早朝、細工町(現帯屋町一丁目付近)からあがった火の手は、西風にあおられ、下町(しもまち)および新町(現北街および南街)さらには下知方面にまで燃え広がり、およそ千百戸を焼いたとされる。年の瀬の大火は、お城下の人心をどん底に落とし込んだと考えられるが、驚くべきことに復興への第一歩は翌日の享和二(一八〇二)年元旦に記されている。この日、藩からは被災者への炊き出しの手配や物価統制、年末締めであった決済の期限延長等に関わる命令が出された。
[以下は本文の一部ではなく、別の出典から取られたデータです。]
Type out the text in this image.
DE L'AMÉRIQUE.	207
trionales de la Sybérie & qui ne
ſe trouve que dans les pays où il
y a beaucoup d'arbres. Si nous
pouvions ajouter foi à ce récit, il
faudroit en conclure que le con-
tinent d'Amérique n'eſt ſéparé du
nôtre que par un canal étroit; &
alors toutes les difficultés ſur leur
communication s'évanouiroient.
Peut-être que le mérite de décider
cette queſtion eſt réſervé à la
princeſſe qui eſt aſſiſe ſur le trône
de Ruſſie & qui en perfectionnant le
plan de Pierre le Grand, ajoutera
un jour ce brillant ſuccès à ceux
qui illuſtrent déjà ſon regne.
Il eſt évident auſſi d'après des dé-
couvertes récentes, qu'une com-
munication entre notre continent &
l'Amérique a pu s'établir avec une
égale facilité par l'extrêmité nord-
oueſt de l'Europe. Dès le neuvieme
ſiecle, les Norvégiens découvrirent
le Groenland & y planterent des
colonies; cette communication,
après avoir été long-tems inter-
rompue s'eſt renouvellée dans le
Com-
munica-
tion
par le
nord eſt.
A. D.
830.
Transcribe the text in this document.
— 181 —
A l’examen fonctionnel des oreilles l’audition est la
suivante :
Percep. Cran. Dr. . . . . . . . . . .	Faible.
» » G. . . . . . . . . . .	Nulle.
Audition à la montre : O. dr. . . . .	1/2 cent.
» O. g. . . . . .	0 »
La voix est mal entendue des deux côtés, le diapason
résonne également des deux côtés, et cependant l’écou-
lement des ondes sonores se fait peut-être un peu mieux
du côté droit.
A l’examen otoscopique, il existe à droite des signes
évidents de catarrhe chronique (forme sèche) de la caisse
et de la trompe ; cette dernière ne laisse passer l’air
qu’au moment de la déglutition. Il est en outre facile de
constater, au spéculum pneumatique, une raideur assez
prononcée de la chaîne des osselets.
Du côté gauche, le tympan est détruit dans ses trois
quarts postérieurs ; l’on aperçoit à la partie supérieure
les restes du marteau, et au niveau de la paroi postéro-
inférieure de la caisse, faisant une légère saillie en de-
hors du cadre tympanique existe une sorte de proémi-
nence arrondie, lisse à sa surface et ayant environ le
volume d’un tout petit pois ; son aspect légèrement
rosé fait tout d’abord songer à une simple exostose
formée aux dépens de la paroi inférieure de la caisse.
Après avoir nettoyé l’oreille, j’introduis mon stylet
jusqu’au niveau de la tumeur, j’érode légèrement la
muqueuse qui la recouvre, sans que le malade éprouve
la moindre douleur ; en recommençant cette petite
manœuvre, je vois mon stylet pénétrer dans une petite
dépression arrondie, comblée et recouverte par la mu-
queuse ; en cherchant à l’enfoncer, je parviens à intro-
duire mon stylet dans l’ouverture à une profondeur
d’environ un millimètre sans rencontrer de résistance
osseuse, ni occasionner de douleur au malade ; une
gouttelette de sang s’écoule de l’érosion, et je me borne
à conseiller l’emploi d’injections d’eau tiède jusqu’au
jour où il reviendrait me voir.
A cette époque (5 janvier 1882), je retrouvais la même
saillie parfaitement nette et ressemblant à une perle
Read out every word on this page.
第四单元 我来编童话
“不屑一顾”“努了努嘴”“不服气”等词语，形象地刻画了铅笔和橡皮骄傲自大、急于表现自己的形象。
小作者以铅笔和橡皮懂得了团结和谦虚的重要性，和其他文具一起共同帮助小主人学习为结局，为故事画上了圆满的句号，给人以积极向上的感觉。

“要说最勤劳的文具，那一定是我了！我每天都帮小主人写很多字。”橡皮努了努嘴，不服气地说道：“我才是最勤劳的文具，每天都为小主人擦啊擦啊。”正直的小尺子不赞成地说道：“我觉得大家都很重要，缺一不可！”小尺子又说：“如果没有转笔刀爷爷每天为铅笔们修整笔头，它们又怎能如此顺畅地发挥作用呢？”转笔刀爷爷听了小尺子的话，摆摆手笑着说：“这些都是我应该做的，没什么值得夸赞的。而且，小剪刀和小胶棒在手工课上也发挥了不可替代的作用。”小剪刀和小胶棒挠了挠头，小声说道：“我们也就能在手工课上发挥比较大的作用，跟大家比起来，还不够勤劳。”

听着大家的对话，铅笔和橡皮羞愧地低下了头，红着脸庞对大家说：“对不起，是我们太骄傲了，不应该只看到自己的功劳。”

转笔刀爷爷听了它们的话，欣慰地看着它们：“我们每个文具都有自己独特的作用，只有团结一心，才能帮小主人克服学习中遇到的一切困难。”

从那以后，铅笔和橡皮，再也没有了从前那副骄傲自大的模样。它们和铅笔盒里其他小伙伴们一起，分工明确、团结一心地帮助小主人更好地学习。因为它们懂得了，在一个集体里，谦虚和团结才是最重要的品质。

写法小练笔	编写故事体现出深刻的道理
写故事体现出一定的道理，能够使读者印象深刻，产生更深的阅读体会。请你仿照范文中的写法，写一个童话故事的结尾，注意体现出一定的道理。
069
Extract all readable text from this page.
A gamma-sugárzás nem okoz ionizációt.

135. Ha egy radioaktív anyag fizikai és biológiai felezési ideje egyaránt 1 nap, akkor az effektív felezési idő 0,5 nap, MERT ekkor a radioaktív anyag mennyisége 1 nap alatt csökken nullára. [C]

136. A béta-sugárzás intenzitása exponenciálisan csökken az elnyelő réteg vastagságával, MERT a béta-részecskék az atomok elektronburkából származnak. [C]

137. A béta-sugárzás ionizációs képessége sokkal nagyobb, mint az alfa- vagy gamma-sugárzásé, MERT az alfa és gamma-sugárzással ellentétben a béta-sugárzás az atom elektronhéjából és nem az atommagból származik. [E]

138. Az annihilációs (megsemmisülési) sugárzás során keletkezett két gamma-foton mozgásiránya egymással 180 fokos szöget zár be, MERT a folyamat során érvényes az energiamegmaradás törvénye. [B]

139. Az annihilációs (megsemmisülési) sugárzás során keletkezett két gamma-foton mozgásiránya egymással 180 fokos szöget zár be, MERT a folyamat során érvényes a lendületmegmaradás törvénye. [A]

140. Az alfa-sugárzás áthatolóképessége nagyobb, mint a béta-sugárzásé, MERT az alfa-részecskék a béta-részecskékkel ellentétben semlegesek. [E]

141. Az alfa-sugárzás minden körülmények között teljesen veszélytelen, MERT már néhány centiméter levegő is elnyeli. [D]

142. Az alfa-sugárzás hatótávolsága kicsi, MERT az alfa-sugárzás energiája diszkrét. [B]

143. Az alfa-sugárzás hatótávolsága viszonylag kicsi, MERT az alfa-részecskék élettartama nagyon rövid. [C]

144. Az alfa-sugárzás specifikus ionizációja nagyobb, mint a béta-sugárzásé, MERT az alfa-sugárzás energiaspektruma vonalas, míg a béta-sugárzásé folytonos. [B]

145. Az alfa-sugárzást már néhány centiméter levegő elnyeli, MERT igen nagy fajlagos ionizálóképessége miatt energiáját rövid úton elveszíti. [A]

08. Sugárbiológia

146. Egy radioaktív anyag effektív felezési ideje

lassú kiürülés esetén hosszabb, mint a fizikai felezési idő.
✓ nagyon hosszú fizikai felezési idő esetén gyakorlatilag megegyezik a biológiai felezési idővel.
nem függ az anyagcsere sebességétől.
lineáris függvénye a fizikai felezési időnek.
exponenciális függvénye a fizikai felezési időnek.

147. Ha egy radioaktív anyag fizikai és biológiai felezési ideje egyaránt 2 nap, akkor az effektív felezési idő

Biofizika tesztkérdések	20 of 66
また、二日には被災者への小屋掛け料(仮設の小屋を建てるための手当)の支給が決まり、七日には住宅再建支援のため、本来はお城下での仕事を禁じられていた郷浦(ごううら)(農村や漁村)在住の大工を被災地に招請することや、建築資材である竹木への口銭(こうせん)(税)免除などが決定される。そのほかにもこの一文からは、わずか一カ月足らずの間に炊き出しのために私財を提供した者への褒賞や、火元となった商家に対する責任追及が矢継ぎ早に進められたこと、防火や治安維持のため夜回りが奨励されたことなどが読みとれる。
残念ながら史料は被災者の声を伝えてはいない。ただ、為政者による果断な行政的対応は十分に評価できよう。近未来に予想される南海トラフ地震への対策が急務の高知市にあって、この二百年余り前の復興支援には模範とすべきものがある。